In reality, however, EU policies are currently only delivering a third of the potential energy-saving measures, like insulating buildings or using electric motors in industrial installations, they said.
Meeting the target would require the bloc to save around 394 million tonnes of oil equivalent by 2020. The recession has reduced consumption by 70 Mtoe and new policies are expected to cut it further by 115 Mtoe, leaving the EU with a savings gap of 208 Mtoe by 2020, according to the report.
The EU will ultimately struggle to meet its other 2020 goals to reduce greenhouse gas emissions and increasing the share of renewables in its energy without realising its energy savings potential, the climate groups warned.

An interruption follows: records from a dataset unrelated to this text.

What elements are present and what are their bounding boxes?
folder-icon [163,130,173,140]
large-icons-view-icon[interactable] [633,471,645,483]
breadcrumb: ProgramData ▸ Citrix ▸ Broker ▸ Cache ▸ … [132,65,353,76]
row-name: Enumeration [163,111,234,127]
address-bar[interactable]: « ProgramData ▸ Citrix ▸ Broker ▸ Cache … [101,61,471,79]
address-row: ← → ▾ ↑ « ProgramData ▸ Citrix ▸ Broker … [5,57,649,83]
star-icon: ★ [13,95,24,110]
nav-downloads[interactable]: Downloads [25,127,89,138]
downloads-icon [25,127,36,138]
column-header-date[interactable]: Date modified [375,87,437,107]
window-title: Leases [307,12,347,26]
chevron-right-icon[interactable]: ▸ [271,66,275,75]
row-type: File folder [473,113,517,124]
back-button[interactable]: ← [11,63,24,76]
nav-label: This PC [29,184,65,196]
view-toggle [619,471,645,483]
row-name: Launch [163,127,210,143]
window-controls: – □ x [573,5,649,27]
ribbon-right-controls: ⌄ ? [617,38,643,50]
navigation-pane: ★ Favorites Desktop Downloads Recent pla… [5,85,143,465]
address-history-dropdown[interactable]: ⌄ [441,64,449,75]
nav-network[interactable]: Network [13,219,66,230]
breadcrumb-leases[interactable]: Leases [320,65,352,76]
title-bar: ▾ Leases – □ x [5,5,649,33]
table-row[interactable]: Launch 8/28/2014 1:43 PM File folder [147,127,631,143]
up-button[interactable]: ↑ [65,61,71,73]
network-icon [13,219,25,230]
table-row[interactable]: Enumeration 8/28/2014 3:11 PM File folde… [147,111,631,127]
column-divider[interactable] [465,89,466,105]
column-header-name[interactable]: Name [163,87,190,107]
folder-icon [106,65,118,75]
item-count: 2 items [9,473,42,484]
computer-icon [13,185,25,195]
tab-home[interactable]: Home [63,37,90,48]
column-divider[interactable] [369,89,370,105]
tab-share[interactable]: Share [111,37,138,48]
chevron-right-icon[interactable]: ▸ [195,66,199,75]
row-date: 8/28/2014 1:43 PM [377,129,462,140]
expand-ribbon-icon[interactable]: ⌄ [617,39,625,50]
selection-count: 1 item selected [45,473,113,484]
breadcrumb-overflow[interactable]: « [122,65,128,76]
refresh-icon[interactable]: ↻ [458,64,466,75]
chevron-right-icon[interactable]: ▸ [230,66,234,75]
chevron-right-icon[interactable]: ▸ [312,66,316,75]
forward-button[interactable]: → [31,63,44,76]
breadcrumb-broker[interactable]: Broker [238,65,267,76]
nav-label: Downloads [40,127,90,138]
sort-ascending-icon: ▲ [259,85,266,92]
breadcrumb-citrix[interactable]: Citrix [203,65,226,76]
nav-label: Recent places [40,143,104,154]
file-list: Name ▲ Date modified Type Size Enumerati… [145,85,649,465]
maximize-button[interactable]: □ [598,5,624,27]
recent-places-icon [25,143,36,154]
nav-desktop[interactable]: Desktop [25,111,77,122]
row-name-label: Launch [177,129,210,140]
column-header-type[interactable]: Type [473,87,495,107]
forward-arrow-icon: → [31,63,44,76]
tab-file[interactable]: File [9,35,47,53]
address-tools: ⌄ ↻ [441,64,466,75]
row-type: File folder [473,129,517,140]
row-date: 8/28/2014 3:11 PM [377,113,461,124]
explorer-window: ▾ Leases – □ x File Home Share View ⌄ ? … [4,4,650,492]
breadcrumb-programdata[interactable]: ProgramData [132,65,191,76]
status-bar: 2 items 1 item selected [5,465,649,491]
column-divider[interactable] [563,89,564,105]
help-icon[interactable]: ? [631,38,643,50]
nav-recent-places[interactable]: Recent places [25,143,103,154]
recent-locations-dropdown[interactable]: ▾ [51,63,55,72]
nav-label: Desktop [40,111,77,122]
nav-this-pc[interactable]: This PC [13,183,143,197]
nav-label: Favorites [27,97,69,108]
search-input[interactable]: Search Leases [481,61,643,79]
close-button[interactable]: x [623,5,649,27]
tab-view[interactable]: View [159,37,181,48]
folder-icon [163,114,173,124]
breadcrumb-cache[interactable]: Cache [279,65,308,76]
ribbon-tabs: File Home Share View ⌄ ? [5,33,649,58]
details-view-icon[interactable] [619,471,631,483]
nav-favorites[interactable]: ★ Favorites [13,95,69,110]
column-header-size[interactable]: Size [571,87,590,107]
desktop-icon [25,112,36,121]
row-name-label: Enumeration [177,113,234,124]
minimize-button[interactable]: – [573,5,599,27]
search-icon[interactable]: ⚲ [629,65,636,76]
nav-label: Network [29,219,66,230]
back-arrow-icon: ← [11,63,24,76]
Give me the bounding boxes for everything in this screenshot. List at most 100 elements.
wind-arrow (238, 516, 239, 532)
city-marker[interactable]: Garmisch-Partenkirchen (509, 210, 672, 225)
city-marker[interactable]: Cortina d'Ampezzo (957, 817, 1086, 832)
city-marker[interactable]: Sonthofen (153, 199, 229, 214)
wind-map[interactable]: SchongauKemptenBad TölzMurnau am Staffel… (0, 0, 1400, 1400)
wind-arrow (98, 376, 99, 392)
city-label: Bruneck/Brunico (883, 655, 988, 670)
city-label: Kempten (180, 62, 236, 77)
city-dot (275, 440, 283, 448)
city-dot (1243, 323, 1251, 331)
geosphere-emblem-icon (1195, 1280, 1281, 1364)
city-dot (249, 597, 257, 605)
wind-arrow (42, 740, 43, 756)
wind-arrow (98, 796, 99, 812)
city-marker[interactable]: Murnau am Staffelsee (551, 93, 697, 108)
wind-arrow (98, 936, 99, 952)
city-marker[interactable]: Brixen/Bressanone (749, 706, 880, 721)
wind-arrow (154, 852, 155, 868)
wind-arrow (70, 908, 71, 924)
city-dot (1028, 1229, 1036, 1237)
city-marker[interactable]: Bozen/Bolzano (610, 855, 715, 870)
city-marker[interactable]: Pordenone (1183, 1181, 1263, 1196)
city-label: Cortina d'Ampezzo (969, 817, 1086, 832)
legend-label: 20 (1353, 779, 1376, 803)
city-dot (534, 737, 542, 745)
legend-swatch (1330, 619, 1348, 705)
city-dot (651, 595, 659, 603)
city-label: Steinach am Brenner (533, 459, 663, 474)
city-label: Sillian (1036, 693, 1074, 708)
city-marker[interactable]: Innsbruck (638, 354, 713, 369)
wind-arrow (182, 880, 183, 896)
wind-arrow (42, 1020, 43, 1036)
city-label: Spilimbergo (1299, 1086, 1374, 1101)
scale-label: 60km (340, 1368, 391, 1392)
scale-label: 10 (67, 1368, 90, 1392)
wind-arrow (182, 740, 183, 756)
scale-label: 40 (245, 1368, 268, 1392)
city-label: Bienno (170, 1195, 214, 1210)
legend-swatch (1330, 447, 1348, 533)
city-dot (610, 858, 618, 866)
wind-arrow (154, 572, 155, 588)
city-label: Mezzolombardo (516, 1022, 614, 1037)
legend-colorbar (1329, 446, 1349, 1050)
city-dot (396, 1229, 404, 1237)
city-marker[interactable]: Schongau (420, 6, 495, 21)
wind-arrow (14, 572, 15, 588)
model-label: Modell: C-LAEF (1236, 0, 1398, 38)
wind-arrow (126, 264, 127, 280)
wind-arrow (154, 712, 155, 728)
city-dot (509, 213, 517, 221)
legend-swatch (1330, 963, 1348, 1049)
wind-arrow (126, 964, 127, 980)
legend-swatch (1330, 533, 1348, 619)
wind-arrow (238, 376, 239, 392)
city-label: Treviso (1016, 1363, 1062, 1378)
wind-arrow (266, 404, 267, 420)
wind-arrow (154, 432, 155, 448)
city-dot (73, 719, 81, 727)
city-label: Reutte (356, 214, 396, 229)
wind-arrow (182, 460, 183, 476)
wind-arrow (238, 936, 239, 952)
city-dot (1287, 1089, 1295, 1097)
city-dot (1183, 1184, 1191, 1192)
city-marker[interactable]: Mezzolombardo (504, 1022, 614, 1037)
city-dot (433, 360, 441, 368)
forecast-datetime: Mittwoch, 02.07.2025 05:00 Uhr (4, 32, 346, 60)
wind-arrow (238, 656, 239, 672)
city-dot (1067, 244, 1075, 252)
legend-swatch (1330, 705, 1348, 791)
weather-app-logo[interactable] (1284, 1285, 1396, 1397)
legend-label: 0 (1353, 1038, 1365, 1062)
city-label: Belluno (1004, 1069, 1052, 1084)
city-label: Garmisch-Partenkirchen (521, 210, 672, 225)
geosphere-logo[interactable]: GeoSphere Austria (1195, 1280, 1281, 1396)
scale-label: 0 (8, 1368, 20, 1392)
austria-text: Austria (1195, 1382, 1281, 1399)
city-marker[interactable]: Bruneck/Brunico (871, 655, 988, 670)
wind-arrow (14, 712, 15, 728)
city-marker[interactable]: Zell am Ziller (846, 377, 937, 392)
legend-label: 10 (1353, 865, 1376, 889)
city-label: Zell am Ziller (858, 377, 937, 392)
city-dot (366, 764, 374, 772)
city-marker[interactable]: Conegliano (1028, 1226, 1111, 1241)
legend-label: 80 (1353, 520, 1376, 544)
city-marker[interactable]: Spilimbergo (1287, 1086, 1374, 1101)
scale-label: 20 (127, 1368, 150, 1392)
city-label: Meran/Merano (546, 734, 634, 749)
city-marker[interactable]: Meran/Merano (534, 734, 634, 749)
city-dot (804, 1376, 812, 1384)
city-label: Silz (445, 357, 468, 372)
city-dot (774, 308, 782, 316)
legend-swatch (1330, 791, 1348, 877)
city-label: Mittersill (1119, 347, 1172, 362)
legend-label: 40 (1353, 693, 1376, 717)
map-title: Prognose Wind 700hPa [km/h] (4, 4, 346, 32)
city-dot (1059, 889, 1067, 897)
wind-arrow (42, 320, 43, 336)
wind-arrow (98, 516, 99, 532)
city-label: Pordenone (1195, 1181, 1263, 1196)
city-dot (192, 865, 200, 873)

The Climate Foundation's 'Roadmap 2050' report in April concluded that energy-saving measures will be crucial to cutting emissions by more than 80% by 2050 in line with the bloc's long-term objective (EurActiv 14/04/10).
A key solution for ramping up energy savings would be to introduce a binding energy-savings target for end-use sectors in each member state, the report suggests. Such a target would not only serve to guarantee the ambitious implementation of existing EU energy efficiency policies, but strengthen national policies as well, it said.
Unlike the greenhouse gas reduction and renewables targets, which are sealed into EU law, energy efficiency is not a binding obligation on member states. The climate groups pointed to the weak implementation of the Energy End-Use Efficiency and Energy Services Directive, which set energy saving targets up to 2016, calling for high-level political commitment to targets.
The report comes ahead of the revision of the EU's Energy Efficiency Action Plan, which the European Commission is preparing to release this year (EurActiv 09/09/10).
Much of the debate surrounding the action plan has concentrated on whether the EU should make its 2020 goal legally binding on member states. But while many MEPs have thrown their weight behind a binding target, EU Energy Commissioner Günther Oettinger has indicated that he will assess in 2012 whether such measures are needed.
The report warned of the scale of the challenge. "Energy-saving measures are diverse and spread across all sectors, and will have to be implemented quickly enough to deliver their potential on time," it said.